Since this server does not have an Nvidia video output, to give you a reproducible test I ran one of the NGC containers with the deepstream-6 sample (details below). This gets broadly the same errors, namely:

ERROR from sink_sub_bin_encoder1: Could not get/set settings from/on resource.
Debug info: gstv4l2object.c(3501): gst_v4l2_object_set_format_full (): /GstPipeline:pipeline/GstBin:processing_bin_0/GstBin:sink_bin/GstBin:sink_sub_bin1/nvv4l2h264enc:sink_sub_bin_encoder1:
Device is in streaming mode

This error repeats a bunch of times then the app quits.

Nvidia-SMI output:

±----------------------------------------------------------------------------+
| NVIDIA-SMI 470.57.02 Driver Version: 470.57.02 CUDA Version: 11.4 |
|-------------------------------±---------------------±---------------------+
| GPU Name Persistence-M| Bus-Id Disp.A | Volatile Uncorr. ECC |
| Fan Temp Perf Pwr:Usage/Cap| Memory-Usage | GPU-Util Compute M. |
| | | MIG M. |
|===============================+======================+======================|
| 0 NVIDIA A30 On | 00000000:21:00.0 Off | 0 |
| N/A 26C P0 28W / 165W | 0MiB / 24258MiB | 0% Default |
| | | Disabled |
±------------------------------±---------------------±---------------------+
| 1 NVIDIA A30 On | 00000000:81:00.0 Off | 0 |
| N/A 26C P0 27W / 165W | 0MiB / 24258MiB | 0% Default |
| | | Disabled |
±------------------------------±---------------------±---------------------+

To reproduce:
Follow Deepstream 6.0 quick start guide for dGPU.
docker run --gpus ‘“‘device=0’”’ -it --rm -v /tmp/.X11-unix:/tmp/.X11-unix -e DISPLAY=$DISPLAY -w /opt/nvidia/deepstream/deepstream-6.0 nvcr.io/nvidia/deepstream:6.0-samples
cd /opt/nvidia/deepstream/deepstream-6.0/samples/configs/deepstream-app
apt install nano
nano source30_1080p_dec_infer-resnet_tiled_display_int8.txt
(in nano, enable sink1, or sink2 and disable sink 0 to use file writing or use RTSP)
deepstream-app -c source30_1080p_dec_infer-resnet_tiled_display_int8.txt

You will see the errors noted above.

Small update. I uninstalled CUDA, replaced the driver with 470.63.0 and re-installed CUDA from the .run file, making sure not to install the 470.57.02 driver (you don’t get this option if you use the .deb option)

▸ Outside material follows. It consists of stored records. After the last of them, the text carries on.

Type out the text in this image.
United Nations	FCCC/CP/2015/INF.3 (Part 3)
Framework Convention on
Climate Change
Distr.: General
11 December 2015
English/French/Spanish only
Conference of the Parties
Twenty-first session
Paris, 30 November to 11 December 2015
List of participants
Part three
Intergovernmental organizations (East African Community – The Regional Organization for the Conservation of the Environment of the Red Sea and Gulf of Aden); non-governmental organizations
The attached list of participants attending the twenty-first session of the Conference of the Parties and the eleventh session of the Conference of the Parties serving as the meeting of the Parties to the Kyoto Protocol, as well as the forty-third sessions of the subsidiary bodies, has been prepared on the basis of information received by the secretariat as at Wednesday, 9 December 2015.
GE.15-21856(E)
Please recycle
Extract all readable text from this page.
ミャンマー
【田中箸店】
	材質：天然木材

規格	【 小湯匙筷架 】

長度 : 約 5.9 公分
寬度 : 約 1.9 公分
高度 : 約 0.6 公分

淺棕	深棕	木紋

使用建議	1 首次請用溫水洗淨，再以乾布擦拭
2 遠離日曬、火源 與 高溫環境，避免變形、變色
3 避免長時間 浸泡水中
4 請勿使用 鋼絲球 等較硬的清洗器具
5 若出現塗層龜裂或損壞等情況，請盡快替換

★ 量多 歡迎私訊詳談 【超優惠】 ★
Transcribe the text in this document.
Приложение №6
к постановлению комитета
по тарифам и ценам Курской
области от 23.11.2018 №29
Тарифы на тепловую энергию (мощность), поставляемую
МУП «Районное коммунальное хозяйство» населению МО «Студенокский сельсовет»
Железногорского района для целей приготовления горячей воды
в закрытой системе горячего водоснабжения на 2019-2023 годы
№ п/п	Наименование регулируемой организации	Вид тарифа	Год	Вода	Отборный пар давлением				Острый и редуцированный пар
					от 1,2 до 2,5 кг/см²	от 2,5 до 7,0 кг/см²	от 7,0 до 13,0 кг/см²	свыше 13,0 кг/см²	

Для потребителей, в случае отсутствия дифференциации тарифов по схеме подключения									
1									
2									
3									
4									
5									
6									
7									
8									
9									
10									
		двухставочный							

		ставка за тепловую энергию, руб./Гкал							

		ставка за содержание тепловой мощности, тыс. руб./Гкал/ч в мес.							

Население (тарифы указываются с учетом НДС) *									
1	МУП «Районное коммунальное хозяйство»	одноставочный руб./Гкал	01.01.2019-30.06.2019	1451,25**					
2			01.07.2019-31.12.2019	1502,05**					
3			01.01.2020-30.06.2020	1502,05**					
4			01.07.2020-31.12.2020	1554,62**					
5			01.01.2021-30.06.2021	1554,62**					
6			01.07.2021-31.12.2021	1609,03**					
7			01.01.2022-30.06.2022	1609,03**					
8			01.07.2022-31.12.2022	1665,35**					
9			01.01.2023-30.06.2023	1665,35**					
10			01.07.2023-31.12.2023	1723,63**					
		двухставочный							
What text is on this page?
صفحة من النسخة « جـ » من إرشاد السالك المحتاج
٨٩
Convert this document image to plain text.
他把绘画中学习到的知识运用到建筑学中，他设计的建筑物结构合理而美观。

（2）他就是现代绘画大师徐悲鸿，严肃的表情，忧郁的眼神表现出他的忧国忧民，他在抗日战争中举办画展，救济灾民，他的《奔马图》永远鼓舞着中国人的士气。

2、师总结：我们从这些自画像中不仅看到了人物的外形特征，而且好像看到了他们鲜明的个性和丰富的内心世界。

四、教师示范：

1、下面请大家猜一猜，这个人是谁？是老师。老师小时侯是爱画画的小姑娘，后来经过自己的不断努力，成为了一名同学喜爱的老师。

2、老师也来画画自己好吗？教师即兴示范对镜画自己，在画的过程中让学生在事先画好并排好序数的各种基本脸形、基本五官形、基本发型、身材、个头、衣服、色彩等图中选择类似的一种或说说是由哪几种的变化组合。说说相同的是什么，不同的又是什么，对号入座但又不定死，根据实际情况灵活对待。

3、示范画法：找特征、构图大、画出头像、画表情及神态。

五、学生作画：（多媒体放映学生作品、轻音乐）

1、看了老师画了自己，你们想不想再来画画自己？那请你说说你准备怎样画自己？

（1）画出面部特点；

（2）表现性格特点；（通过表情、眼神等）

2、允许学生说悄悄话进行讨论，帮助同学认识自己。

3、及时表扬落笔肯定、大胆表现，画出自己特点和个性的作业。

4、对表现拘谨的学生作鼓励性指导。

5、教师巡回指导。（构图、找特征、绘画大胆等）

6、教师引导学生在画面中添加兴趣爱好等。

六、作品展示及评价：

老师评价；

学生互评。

Anyway, we still have same issue so we can rule that out as the cause.

OK I’ve realized the problem is the A30 doesn’t have any hardware H264/H265 encoders.

Adding ‘enc-type=1’ to the sink bins will get the sample to work at the price of huge CPU load. Astonishing that the A30/A100 don’t have this, but here we are.

I still think the documentation is bad, but I guess this can be closed.

Glad to know you find the cause.

This topic was automatically closed 14 days after the last reply. New replies are no longer allowed.